L’audace du message social de Beaumarchais dans Le Mariage de Figaro, Giorgio Strehler nous l’avait montrée il y aura bientôt un demi-siècle, dans un spectacle inoubliable. C’est une donnée sur laquelle il serait difficile de faire l’impasse, et dans leur production nantaise des Nozze di Figaro, Patrice Caurier et Moshe Leiser ont trouvé un biais pour souligner cette dimension : malgré un décor d’abord néo-strehlérien, avec immenses parois crème et hautes fenêtres par où le soleil entre latéralement, c’est dans le monde de La Règle du jeu qu’ils ont choisi de nous transporter. Nous sommes dans les années 1930, où le comte comme Chérubin portent le smoking. Mais depuis Claus Guth à Salzbourg en 2006, nous savons aussi que cette Folle Journée s’accommode fort bien de quelques entorses au réalisme, et c’est ce qu’a compris le tandem des metteurs en scène. Au château d’Aguas Frescas (ou plutôt La Colinière, chez Jean Renoir) s’est invitée Madame de Folle-Verdure, personnage secondaire de La Vie parisienne : à partir du premier air de Chérubin, la végétation perce les murs, les arbres poussent leurs branches dans les pièces, et le jardin envahit tout le décor pour le dernier acte. Dans cet univers poétique, Caurier et Leiser imposent une direction d’acteur peaufinée dans le moindre détail, avec une galerie de personnages particulièrement soignée, entre lesquels les relations sont moins simples qu’une certaine tradition le laissait croire. Et le final fort peu festif laisse les protagonistes aussi désorientés que c’est parfois le cas dans Così fan tutte.
© Jeff Rabillon
Andrè Schuen, jeune baryton autrichien excessivement prometteur, dont la prestation brillante dément l’annonce de trachéite faite avant le lever du rideau, est ainsi un comte tourmenté, qu’on pourrait croire réellement épris de Suzanne. Rien ne cherche ici à rendre antipathique cet Almaviva dont la demande de pardon a les accents de la sincérité. Faire de la comtesse une figure vertueuse et éthérée semble n’être plus guère une option, de nos jours, et Nicole Cabell apparaît d’abord comme presque trop énergique : trop de punch, trop de vibrato dans « Porgi, amor », mais « Dove sono » lui convient infiniment mieux. Et peut-être pour se venger d’un mari qui la trahit sans cesse, la dame ne se prive pas de caresser et d’embrasser à pleine bouche le jeune page lorsqu’il lui rend visite, dans cette production qui ne craint pas d’appeler un chat un chat. Scéniquement étonnante, Rosanne van Sandwijk fait de Chérubin un grand jeune homme triste qui évoque un Malraux de vingt ans ; la voix est belle, même si elle n’a pas forcément beaucoup de personnalité. Suzanne convient à merveille à Hélène Guilmette, dont le timbre charmant et l’agilité vocale correspondent tout à fait au profil du personnage, jusque dans ses notes les plus graves. Des graves, Peter Kálmán en a à revendre, et c’est un vrai bonheur que d’entendre enfin un Figaro qui possède vraiment la tessiture du rôle, après tant de titulaires obligés de tricher dès qu’ils doivent descendre vers le bas de la portée. S’il n’a rien d’un valet bondissant et moqueur, sa diction italienne est un régal et lui permet de camper un protagoniste avec lequel il faut compter.
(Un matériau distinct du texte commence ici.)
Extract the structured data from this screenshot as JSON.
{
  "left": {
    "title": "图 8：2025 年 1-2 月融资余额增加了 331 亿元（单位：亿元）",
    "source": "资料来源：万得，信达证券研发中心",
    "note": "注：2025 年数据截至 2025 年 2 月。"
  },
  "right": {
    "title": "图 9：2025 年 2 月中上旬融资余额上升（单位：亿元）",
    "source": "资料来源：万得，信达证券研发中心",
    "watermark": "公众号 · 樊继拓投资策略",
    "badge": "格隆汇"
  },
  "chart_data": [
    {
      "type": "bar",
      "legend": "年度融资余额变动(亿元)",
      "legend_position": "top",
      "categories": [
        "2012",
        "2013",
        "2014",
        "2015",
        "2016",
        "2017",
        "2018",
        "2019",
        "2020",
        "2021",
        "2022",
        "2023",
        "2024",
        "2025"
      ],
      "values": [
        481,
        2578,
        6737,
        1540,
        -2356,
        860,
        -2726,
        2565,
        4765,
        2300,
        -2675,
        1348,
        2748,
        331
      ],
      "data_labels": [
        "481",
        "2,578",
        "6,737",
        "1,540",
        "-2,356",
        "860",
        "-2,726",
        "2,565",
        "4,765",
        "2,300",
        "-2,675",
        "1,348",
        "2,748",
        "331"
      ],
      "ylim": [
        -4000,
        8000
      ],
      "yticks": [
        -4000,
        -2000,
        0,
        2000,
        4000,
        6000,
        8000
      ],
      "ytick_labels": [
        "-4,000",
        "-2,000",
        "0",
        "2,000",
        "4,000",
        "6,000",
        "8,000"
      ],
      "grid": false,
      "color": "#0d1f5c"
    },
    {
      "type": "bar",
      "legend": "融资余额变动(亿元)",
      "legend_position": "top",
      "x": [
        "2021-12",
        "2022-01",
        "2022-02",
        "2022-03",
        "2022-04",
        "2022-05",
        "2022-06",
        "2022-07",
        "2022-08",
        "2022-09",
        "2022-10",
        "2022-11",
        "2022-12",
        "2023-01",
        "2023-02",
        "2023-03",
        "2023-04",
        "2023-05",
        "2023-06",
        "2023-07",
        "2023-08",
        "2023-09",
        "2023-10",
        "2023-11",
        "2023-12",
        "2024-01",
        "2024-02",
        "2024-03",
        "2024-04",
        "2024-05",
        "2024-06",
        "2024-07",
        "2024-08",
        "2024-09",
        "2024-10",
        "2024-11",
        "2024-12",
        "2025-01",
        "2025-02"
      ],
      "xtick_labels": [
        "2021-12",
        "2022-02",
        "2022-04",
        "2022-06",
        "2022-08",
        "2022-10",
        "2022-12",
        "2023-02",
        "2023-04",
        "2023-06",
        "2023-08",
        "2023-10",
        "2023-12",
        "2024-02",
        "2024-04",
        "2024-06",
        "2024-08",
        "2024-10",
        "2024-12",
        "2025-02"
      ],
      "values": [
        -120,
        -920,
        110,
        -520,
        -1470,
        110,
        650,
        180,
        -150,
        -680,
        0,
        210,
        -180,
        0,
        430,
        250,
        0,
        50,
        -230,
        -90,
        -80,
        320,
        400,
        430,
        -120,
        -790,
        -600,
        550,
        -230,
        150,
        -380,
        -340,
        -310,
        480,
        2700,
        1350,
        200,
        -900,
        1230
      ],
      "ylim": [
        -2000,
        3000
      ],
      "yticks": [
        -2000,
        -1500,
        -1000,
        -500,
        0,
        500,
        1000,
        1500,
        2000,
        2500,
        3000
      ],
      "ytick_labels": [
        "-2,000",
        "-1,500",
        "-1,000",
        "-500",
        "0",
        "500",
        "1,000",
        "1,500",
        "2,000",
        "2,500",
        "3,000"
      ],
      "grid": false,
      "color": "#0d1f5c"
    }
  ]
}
Venant juste après « Se vuol ballare », Fulvio Bettini pâtit de la comparaison avec une « Calunnia » assez dépourvue de noirceur. Bien que malheureusement privée de son air, Jeanette Fischer est une Marcelline bien caractérisée, mais sans basculer dans la caricature. On a rarement l’occasion d’entre en Basile des artistes du calibre de Gilles Ragon, et c’est une heureuse surprise ; comme souvent, l’autre ténor de la distribution, Eric Vignau, est un Don Curzio presque trop sonore dans le septuor. Dima Bawab est une Barberine acidulée et délurée, qui n’en est sans doute plus à déplorer d’avoir perdu autre chose qu’une aiguille. En Antonio, le vétéran Bernard Deletré se rattrape après avoir raté son entrée, complètement en décalage avec l’orchestre.
Peut-être la faute en incombe-t-elle en partie aussi à Mark Shanahan : malgré une ouverture élégamment articulée, plusieurs décalages apparaissent en cours de soirée entre la fosse et le plateau, notamment avec le chœur, au troisième acte. Gageons que ces menus accrocs seront réparés dès les prochaines représentations de ces Noces réussies.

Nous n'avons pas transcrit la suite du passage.